Pour autant, le nombre de personnes hébergées à l’hôtel ne cesse d’augmenter ; le 115 ne répond plus. Trop de nos concitoyens dorment dans la rue, alors même que le droit au logement est un droit constitutionnel qui devrait conduire notamment à accroître le nombre de places en centre d’hébergement et de réinsertion sociale, ou CHRS.

S’agissant des aides personnelles, les crédits ont fortement augmenté. Ils traduisent la reprise des financements par le budget de l’État, mais témoignent aussi de la violence de la crise sociale. La volonté du Gouvernement de maîtriser cette dépense, notamment au travers de l’article 55, est légitime, mais malheureusement vouée à l’échec. Nous pouvons nous interroger sur le mouvement engagé dans les années soixante-dix, qui a conduit à la montée en puissance des aides à la personne au détriment des aides à la pierre. Nous contestons cette évolution en considérant que, si l’offre de logements était plus importante, le marché serait moins tendu, les loyers moins chers et la masse globale des APL serait par conséquent moins lourde pour les finances publiques.

À nos yeux, la solution pour contenir le niveau des aides au logement doit s’appuyer davantage sur le niveau de l’effort de construction, donc sur l’offre.

Concrètement, les APL sont aujourd'hui nécessaires pour nombre de nos concitoyens, afin de se loger dignement. Nous demandons leur versement au premier euro, dès le premier mois. D’ailleurs, nous trouvons tout à fait inefficace d’arrondir ces aides à l’euro inférieur, mais c’est un détail.

Je veux également attirer votre attention sur le fait que le budget de l’action 3, Sécurisation des risques locatifs, est en nette diminution. Cela traduit la baisse d’ambition du Gouvernement, qui a renoncé à l’instauration de la garantie universelle des loyers, la GUL. Nous regrettons l’abandon de ce dispositif, qui, grâce à nos amendements, permettait la prise en charge des accidents de loyers des locataires. C’était une avancée réelle.

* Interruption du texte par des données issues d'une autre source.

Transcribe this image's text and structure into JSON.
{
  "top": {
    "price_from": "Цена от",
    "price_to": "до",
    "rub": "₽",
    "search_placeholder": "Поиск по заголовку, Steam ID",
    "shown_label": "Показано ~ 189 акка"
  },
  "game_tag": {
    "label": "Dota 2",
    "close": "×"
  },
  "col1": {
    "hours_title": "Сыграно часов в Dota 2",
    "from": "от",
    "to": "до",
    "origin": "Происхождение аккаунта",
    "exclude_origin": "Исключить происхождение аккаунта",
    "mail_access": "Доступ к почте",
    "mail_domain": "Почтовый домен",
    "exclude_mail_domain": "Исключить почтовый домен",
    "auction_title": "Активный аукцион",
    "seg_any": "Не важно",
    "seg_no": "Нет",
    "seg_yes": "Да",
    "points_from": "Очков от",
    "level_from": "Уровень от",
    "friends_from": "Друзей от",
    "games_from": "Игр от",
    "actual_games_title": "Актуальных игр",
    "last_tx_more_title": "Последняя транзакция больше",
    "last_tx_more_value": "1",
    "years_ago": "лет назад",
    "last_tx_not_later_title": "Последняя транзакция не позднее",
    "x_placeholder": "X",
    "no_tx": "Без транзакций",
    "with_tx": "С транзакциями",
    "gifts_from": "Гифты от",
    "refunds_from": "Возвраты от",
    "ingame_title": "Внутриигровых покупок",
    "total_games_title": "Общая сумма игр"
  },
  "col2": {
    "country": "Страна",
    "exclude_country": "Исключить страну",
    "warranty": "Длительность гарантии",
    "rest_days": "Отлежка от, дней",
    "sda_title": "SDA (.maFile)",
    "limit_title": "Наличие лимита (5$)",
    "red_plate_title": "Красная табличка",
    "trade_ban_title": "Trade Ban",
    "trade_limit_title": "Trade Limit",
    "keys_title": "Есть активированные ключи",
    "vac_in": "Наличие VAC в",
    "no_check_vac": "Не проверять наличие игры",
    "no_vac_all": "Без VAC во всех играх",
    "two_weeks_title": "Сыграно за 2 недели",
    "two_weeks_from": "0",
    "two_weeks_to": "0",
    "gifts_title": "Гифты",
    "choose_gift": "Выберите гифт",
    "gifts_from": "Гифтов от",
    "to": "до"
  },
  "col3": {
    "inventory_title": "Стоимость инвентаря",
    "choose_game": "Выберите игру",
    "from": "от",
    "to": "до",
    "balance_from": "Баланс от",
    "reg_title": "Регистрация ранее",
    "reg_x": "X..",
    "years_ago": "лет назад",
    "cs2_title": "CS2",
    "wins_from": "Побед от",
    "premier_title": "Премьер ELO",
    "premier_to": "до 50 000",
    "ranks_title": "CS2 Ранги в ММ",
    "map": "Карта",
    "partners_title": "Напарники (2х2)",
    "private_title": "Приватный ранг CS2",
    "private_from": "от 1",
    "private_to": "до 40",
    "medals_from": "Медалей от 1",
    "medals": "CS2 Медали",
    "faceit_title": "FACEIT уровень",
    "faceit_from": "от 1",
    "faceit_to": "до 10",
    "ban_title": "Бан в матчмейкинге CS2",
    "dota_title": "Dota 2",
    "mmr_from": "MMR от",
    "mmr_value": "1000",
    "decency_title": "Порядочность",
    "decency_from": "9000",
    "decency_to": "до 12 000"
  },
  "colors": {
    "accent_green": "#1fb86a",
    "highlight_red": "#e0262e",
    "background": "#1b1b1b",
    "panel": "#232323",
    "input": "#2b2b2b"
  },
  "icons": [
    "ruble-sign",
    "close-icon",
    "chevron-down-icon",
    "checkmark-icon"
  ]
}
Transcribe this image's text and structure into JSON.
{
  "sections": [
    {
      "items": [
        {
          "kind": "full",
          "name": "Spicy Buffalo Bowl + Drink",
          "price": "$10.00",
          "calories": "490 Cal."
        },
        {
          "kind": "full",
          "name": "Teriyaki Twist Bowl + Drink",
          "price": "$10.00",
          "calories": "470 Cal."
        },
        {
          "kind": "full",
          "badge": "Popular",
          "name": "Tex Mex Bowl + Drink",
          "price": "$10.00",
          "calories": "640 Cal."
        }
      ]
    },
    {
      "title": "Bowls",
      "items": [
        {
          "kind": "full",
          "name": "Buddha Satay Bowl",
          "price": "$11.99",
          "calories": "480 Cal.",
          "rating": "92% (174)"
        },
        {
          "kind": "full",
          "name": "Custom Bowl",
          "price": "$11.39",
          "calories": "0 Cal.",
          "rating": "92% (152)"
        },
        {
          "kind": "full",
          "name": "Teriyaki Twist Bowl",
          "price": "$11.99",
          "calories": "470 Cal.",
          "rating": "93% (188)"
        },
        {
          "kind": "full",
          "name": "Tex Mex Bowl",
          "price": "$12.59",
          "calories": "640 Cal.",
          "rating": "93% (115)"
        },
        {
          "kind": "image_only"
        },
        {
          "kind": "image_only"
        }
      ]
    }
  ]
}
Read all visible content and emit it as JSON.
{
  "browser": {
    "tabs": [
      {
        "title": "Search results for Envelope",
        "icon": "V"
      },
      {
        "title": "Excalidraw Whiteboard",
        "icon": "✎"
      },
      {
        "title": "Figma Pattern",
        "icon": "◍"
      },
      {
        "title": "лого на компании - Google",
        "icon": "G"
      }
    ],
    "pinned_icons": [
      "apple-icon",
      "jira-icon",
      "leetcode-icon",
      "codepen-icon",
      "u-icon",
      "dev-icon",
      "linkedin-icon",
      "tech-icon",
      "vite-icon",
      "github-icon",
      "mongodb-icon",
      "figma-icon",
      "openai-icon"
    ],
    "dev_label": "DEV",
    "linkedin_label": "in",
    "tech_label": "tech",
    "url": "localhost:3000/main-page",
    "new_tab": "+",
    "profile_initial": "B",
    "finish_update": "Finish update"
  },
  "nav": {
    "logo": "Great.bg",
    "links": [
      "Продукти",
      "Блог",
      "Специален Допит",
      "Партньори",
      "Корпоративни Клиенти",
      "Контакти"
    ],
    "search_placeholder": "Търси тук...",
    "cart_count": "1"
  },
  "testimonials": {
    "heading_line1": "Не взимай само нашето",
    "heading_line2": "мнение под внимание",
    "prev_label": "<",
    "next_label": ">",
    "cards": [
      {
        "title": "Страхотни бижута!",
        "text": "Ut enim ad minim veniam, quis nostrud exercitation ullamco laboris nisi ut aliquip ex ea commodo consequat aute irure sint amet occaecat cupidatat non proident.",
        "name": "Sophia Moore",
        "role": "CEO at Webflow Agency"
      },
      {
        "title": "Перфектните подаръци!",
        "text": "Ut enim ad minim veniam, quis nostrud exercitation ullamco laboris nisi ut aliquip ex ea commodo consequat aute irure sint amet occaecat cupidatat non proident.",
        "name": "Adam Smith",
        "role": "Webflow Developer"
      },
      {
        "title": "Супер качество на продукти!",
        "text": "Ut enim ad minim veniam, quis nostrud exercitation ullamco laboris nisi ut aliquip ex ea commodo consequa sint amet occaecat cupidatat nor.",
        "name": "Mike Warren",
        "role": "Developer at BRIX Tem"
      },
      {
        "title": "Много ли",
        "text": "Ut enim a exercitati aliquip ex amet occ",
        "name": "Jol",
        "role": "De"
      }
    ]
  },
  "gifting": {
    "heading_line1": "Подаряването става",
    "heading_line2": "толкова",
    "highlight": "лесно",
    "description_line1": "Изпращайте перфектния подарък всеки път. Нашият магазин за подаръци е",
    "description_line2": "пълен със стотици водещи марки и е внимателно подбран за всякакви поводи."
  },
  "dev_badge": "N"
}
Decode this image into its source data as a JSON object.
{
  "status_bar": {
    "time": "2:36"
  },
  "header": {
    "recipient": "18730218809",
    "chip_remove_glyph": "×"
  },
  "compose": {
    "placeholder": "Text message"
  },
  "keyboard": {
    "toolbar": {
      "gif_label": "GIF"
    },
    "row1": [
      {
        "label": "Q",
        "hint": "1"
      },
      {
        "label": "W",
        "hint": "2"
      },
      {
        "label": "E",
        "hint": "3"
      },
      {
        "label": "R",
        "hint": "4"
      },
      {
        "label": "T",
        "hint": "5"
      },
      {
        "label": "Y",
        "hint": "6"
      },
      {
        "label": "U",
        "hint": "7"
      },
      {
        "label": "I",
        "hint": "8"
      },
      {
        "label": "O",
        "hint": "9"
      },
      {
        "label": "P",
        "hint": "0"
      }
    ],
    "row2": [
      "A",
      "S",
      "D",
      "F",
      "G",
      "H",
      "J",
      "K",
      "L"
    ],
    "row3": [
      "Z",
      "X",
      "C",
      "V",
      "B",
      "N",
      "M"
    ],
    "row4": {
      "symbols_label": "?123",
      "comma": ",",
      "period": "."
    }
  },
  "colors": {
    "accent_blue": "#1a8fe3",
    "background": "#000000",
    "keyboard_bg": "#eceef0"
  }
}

Le Gouvernement a remplacé ce dispositif par la caution locative étudiante. Bien que positive, son périmètre est largement restreint. Un autre dispositif, VISALE, devrait bientôt entrer en vigueur. Il serait financé par le 1 % logement – en fait, 0,45 % – et prendrait la forme d’un cautionnement pour les plus précaires. Nous regrettons que ce futur dispositif n’ait pas un caractère universel.

J’en viens à ce qui nous semble aujourd’hui le plus problématique, à savoir le désengagement de l’État du financement de la construction publique. Le premier problème que nous identifions est la baisse des dotations aux collectivités. En effet, l’effort de production est porté principalement, depuis des années, par les collectivités territoriales, et tout particulièrement les communes. Baisser leurs dotations, c’est aussi pénaliser la construction.

Ce projet de loi de finances tend à créer un fonds national des aides à la pierre, ou FNAP. Ce changement de gouvernance marque le fait que les crédits de l’État ne constituent plus l’essentiel du financement des aides à la pierre. Nous déplorons un tel désengagement, en considérant que le financement des aides à la pierre majoritairement par les bailleurs sociaux, au travers de la Caisse de garantie du logement locatif social, revient à faire peser l’effort de construction sur la solidarité entre les locataires. La participation des bailleurs représente ainsi 370 millions d’euros, contre un apport de l’État de 100 millions d’euros, transformés en cours d’examen en 250 millions d’euros.

Il aura ainsi fallu la fronde du secteur HLM et des associations de locataires pour que le Gouvernement fasse marche arrière et renonce à aller au bout de sa logique d’externalisation du financement de la politique du logement.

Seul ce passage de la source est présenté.